La nuda verità
di Gaja Cenciarelli
Marsilio, 2018
pp. 247
€ 16,50 (cartaceo)
€ 9,99 (ebook)
«È un'incognita ogni sera mia / un'attesa, pari a un'agonia. Troppe volte vorrei dirti: no / e poi ti vedo e tanta forza non ce l'ho. / Il mio cuore si ribella a te, ma il mio corpo no. / Le mani tue strumenti su di me, / che dirigi da maestro esperto quale sei.»
No, queste non sono citazioni dalla Nuda verità di Gaja Cenciarelli, e già qualcuno avrà riconosciuto
la famosa Minuetto di Mia Martini, un
capolavoro della musica italiana che tratta in modo magistrale, in meno di
cinque minuti, il tema dell’innamoramento ossessivo da un lato (anche se, a
differenza della canzone, in questo romanzo la protagonista è affascinata non
tanto dal corpo dell’uomo quanto dal suo cervello), e quello del controllo e
della dominazione dall’altro.
E mentre dalle parole di Mia Martini non possiamo ricavare un ritratto
della donna in posizione di svantaggio, ché nulla infatti sappiamo della sua
vita prima dell’incontro con chi le ha sottratto la libertà, nel romanzo
conosciamo bene la routine quotidiana, sia lavorativa che personale, e il modo
di pensare di Donatella Mugghiani, oncologa di prim’ordine: è una donna affetta
da una totale mancanza di empatia, disprezzata sia da amici e conoscenti, sia
dai pazienti, con i quali tuttavia si sforza quantomeno (non sempre con successo) di nascondere la misantropia a favore di un più controllato rigore medico. La controparte
positiva di tale carattere solitario è, ovviamente, la dura scorza che
impedisce, o quantomeno rende più difficile, il dolore.
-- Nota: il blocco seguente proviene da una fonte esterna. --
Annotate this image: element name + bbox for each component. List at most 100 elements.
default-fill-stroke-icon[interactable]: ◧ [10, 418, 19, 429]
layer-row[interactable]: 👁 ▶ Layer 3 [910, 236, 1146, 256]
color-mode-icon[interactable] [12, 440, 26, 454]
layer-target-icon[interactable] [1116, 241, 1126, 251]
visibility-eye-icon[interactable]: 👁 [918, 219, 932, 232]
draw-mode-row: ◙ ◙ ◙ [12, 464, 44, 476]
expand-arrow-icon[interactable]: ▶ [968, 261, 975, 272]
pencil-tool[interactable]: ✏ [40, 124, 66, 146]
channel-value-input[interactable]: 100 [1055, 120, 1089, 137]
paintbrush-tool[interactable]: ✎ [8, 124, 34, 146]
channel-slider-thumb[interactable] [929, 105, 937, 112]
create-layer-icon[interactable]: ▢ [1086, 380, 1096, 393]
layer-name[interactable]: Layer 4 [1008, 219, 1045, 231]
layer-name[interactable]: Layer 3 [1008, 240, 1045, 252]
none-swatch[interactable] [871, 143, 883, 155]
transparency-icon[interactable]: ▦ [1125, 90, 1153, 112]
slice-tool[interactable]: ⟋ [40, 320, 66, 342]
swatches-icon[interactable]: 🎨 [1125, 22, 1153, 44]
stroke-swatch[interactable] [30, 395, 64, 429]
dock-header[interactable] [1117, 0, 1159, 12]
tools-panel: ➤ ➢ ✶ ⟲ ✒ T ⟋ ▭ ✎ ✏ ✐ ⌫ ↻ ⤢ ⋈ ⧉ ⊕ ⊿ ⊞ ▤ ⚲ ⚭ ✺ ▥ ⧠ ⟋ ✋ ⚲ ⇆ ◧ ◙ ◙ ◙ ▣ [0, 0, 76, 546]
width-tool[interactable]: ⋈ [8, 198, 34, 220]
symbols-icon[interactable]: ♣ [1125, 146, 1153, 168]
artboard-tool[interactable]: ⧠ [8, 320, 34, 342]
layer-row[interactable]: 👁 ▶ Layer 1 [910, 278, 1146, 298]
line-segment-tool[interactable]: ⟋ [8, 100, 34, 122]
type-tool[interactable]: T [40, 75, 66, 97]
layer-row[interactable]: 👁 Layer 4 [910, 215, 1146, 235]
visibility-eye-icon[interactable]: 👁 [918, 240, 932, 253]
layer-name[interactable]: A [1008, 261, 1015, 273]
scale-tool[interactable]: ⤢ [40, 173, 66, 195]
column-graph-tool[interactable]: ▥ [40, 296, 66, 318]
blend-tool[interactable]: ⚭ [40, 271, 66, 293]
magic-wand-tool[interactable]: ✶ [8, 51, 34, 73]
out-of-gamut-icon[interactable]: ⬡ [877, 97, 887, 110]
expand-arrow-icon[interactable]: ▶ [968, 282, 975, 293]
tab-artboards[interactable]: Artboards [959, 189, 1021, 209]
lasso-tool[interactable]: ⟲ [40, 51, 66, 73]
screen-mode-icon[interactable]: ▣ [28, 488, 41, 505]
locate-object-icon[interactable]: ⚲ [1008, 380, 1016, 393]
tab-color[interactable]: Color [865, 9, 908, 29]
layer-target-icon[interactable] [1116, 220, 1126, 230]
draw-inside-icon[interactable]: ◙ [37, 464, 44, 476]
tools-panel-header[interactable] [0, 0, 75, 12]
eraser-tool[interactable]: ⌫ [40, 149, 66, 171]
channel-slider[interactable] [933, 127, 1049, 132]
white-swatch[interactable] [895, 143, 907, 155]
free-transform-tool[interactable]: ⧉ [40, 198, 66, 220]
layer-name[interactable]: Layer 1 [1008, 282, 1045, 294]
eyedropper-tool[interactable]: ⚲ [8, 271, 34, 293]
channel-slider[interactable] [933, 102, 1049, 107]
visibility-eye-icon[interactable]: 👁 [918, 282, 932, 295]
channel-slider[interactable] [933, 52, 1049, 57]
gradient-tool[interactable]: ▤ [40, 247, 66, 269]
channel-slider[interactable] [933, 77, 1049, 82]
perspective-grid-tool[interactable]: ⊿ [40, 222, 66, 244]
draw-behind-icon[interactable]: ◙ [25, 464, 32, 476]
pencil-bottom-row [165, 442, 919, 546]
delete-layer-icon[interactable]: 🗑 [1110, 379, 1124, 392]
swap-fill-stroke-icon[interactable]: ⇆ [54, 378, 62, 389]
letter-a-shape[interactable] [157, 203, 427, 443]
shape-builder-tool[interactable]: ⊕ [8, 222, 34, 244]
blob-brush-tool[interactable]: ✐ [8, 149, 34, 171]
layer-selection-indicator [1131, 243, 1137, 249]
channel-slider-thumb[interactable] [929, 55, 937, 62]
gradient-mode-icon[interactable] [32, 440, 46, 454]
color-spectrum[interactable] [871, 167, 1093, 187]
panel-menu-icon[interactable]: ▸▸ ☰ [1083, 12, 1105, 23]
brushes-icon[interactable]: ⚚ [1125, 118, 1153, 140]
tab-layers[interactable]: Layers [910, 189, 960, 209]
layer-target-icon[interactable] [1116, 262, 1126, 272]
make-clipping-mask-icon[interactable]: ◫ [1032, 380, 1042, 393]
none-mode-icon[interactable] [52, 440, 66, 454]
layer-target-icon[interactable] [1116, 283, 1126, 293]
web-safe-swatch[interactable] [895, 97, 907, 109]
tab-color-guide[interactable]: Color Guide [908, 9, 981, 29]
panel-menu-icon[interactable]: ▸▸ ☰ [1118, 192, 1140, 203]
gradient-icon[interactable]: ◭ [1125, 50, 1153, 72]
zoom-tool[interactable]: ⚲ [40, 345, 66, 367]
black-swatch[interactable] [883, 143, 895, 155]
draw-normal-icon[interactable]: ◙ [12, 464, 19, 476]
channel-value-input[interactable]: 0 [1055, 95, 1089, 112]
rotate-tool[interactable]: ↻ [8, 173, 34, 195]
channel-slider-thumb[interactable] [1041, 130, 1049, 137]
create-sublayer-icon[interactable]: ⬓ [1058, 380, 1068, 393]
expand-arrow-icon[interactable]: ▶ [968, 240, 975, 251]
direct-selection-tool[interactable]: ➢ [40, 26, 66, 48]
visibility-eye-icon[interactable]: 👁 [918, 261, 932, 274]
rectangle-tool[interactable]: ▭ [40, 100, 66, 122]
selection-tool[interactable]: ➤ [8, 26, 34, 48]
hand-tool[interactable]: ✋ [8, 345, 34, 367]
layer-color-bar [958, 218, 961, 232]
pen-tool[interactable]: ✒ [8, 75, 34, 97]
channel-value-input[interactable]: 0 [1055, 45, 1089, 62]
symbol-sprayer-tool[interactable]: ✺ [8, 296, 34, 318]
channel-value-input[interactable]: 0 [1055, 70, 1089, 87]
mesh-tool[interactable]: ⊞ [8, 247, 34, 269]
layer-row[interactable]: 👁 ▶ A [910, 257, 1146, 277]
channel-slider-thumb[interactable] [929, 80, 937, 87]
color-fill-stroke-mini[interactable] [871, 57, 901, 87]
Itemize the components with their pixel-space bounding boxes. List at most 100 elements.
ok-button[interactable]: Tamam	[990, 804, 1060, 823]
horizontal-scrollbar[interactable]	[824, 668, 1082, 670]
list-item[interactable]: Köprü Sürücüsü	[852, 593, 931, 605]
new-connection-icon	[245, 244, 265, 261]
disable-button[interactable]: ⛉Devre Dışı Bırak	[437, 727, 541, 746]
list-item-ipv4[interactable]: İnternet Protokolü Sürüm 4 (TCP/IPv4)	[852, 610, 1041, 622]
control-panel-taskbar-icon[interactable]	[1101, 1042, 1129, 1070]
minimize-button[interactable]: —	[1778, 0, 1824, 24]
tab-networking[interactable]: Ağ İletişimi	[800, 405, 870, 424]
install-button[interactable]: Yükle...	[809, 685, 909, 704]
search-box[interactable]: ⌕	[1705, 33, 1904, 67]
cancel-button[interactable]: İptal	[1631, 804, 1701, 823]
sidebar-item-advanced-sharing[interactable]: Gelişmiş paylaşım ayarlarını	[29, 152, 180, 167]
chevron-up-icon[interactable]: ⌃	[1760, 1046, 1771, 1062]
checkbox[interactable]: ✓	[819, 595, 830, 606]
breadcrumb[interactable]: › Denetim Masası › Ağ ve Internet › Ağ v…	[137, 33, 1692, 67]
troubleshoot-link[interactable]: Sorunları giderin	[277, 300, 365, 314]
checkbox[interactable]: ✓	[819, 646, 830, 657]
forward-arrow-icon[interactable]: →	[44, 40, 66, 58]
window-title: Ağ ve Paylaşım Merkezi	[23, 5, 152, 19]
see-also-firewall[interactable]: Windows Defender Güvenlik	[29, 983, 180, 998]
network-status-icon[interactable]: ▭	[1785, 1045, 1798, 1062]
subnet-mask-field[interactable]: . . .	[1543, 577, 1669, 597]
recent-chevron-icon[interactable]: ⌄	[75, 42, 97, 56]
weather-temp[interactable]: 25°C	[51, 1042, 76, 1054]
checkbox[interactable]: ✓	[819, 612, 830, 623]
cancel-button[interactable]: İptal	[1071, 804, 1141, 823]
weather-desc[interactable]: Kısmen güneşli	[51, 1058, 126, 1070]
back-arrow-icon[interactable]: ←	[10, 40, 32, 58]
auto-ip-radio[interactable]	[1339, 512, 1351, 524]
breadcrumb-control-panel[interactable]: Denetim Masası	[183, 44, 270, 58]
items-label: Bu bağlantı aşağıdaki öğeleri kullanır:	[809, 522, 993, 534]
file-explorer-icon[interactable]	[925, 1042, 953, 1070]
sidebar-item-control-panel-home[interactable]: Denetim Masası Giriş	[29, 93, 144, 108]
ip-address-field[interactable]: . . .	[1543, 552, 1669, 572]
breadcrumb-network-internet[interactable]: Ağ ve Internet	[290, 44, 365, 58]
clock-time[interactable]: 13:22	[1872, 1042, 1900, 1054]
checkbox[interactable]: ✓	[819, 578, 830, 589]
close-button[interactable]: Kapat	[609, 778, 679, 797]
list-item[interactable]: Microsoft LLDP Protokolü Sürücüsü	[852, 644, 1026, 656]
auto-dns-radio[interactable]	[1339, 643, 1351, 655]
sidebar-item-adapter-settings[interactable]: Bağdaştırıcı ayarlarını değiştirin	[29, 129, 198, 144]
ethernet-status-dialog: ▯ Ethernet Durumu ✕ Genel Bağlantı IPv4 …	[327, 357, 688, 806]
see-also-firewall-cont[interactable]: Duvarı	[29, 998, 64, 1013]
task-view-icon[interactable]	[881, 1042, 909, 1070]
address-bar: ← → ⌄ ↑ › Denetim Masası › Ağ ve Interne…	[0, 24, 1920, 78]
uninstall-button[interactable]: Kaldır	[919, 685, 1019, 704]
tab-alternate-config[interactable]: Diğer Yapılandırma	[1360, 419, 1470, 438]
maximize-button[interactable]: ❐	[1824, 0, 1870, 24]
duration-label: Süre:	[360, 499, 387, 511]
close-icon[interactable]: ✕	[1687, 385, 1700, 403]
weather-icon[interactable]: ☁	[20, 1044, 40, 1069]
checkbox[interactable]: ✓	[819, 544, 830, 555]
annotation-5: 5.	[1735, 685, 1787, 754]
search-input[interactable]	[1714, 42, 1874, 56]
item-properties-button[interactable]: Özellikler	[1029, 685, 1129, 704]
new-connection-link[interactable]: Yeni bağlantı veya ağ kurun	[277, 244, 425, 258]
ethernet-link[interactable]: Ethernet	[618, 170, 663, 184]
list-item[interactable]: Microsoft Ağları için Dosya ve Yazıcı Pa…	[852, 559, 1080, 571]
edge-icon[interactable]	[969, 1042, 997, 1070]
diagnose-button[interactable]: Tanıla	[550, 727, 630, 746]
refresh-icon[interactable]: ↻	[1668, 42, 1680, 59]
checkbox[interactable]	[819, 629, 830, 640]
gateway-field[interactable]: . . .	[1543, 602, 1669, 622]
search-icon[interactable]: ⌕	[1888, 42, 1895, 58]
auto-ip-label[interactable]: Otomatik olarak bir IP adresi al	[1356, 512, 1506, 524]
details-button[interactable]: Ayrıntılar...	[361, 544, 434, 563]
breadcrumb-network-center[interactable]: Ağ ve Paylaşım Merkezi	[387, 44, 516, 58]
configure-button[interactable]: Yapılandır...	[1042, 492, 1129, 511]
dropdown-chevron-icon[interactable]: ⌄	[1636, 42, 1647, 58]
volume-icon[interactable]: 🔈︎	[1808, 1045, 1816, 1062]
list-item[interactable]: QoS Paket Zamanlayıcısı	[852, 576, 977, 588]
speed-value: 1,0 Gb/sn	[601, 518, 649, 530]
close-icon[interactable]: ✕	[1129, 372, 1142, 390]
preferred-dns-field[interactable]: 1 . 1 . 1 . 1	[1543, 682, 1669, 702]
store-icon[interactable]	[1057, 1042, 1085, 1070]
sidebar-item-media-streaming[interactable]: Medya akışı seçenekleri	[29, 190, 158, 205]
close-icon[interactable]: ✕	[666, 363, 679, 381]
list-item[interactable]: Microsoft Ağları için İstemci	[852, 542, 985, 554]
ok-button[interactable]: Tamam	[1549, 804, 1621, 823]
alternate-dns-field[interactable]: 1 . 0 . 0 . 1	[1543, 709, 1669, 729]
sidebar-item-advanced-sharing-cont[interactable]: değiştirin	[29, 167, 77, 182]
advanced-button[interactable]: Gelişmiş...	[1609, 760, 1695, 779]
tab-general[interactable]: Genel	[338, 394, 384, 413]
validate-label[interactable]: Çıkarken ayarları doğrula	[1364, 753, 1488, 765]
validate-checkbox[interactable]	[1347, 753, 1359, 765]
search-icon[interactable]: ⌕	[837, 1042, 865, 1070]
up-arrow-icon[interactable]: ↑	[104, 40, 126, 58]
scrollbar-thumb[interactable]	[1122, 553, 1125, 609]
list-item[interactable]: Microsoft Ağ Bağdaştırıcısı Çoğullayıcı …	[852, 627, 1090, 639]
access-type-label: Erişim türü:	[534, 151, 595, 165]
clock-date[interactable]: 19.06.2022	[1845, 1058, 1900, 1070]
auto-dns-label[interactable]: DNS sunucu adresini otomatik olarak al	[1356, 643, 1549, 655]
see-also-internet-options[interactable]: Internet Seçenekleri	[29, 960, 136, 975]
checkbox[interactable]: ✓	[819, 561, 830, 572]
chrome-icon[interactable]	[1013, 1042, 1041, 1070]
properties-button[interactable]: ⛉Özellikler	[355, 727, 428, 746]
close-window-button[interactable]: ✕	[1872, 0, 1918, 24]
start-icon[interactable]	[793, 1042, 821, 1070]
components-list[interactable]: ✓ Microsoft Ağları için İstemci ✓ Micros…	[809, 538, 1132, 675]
A questa imperfetta equazione aggiungiamo però una variabile: Stefano
Barbero, un uomo dissoluto e cinico ma soprattutto imprevedibile, sia nei
comportamenti sia nelle intenzioni. Noi lettori siamo posti allo stesso
livello, o quasi, di Donatella in questo: non capiamo, almeno fino a tre quarti
del libro, perché un uomo del genere, amante dell’arte della solitudine ma in
grado di apprezzare al contempo il buon vino e la compagnia, sia questa di un
paio di animali domestici o di una donna conosciuta a una festa, si impegni
così tanto a demolire psicologicamente e umiliare fisicamente, facendo «sentire piccola così», una perfetta
sconosciuta.
Il metodo applicato è quello dello sfuggimento, o per essere più
precisi dell’evanescenza: Stefano compare, provoca, seduce, poi si ritrae nella
sua algida dimora; si concede in pochi attimi di intimità per poi chiudere ogni
spiraglio con frasi come «non devo rendere conto a te» (p. 166) e «decido io
chi può farmi domande e decido io se rispondere» (ivi). La tratta dunque come lei stessa si è ritrovata a considerare i suoi pazienti: come un oggetto da usare all'occorrenza.
E Donatella, che sembra interessata a niente, costantemente apatica
verso il mondo che la circonda, d’un tratto capisce che ciò che la nutre è anche
ciò che la sta annientando.
Fondamentale è per me segnalare come, in questo gioco dell’amore
perverso, poco interessante è la storia di Francesca, segretaria di Donatella,
che viene colpita di striscio da tutta questa situazione. Il suo è un
personaggio stanco e già visto, poco memorabile nella sua banalità. Intrigante
è, invece, ciò che di Stefano veniamo a sapere nella parte avanzata del
romanzo: è intrigante non perché sia una gran rivelazione, bensì perché è in
grado di renderlo più umano e, dunque, più fallibile e degno di compassione.
Gaja Cenciarelli è in ogni caso abile a mostrare come l’amore, soprattutto quello
viziato dal controllo, cambi le persone e le lasci nude, come il
titolo sembra suggerire, davanti all’altro. Anche qui sento di chiamare in soccorso le parole di Mia Martini. La
consapevolezza infatti raggiunge entrambe le donne, l’anonima di Minuetto e l’oncologa derelitta della Nuda verità, quasi allo stesso modo: «E
continuo sulla stessa via, sempre ubriaca di malinconia. / Ora ammetto che la
colpa forse è solo mia: / avrei dovuto perderti, invece ti ho cercato». La
verità, sembra dirci l’autrice, è che molto spesso ci lasciamo attrarre e poi dominare
da ciò che sfugge e si cela, da ciò che non riusciamo a controllare.
E la colpa, alla fine, è solo nostra.